Shipley cited "everything from state police checking every vehicle on the road ... to trucking gas and food to stranded motorists to the National Guard moving things around."
By late Sunday night, the major arteries had reopened, he said.
The roads had been closed by a slow-moving storm that dumped heavy snow on long stretches of highway, including I-40 from Albuquerque to Tucumcari and U.S. Highway 550 between Bernalillo and Bloomfield, state officials said.
Carrie Moritomo, a spokeswoman for the Office of Emergency Management, said traffic was backed up along I-40 for 25 miles.
Shipley disputed that, saying it was no more than "a few miles."
Motorists were able to get off the highway and eat or check into hotels and wait out the closures, he said.
But apparently not all motorists were able to get off the highway.
Trucker Jessie Pierson, from Wichita, Kansas, was hauling a load of hay to Texas when he wound up stranded for 5 1/2 hours Saturday by closed roads.

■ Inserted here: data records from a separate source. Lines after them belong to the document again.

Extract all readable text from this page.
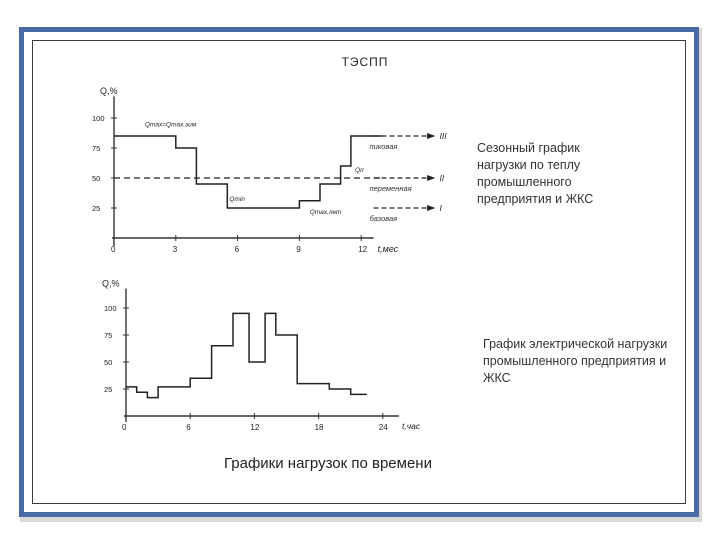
ТЭСПП
Q,%
t,мес
0	3	6	9	12
100
75
50
25
III
пиковая
II
переменная
I
базовая
Qmax=Qmax.зим
Qmin
Qmax.лет
Qп
Q,%
t,час
0	6	12	18	24
100
75
50
25
Сезонный график нагрузки по теплу промышленного предприятия и ЖКС
График электрической нагрузки промышленного предприятия и ЖКС
Графики нагрузок по времени
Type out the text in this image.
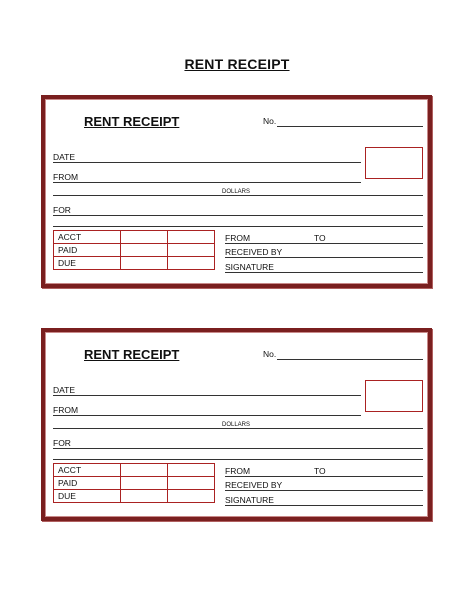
RENT RECEIPT
RENT RECEIPT	No.
DATE
FROM
DOLLARS
FOR
ACCT		
PAID		
DUE		
FROM	TO
RECEIVED BY
SIGNATURE
RENT RECEIPT	No.
DATE
FROM
DOLLARS
FOR
ACCT		
PAID		
DUE		
FROM	TO
RECEIVED BY
SIGNATURE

"Then we were able to move about 12 miles in one hour, and the roads were closed again," Pierson said Sunday afternoon. "We couldn't move again until 11 this morning."
Pierson said snow plows on roads passing a truck stop in Clines Corner, New Mexico, where he and his girlfriend had sought shelter, "just piled the snow up so none of us could get out.
"The state wouldn't get out and help anybody and there was no National Guard to be seen anywhere we've been," Pierson said.
"People were getting out and helping each other -- we couldn't count on the government for any help."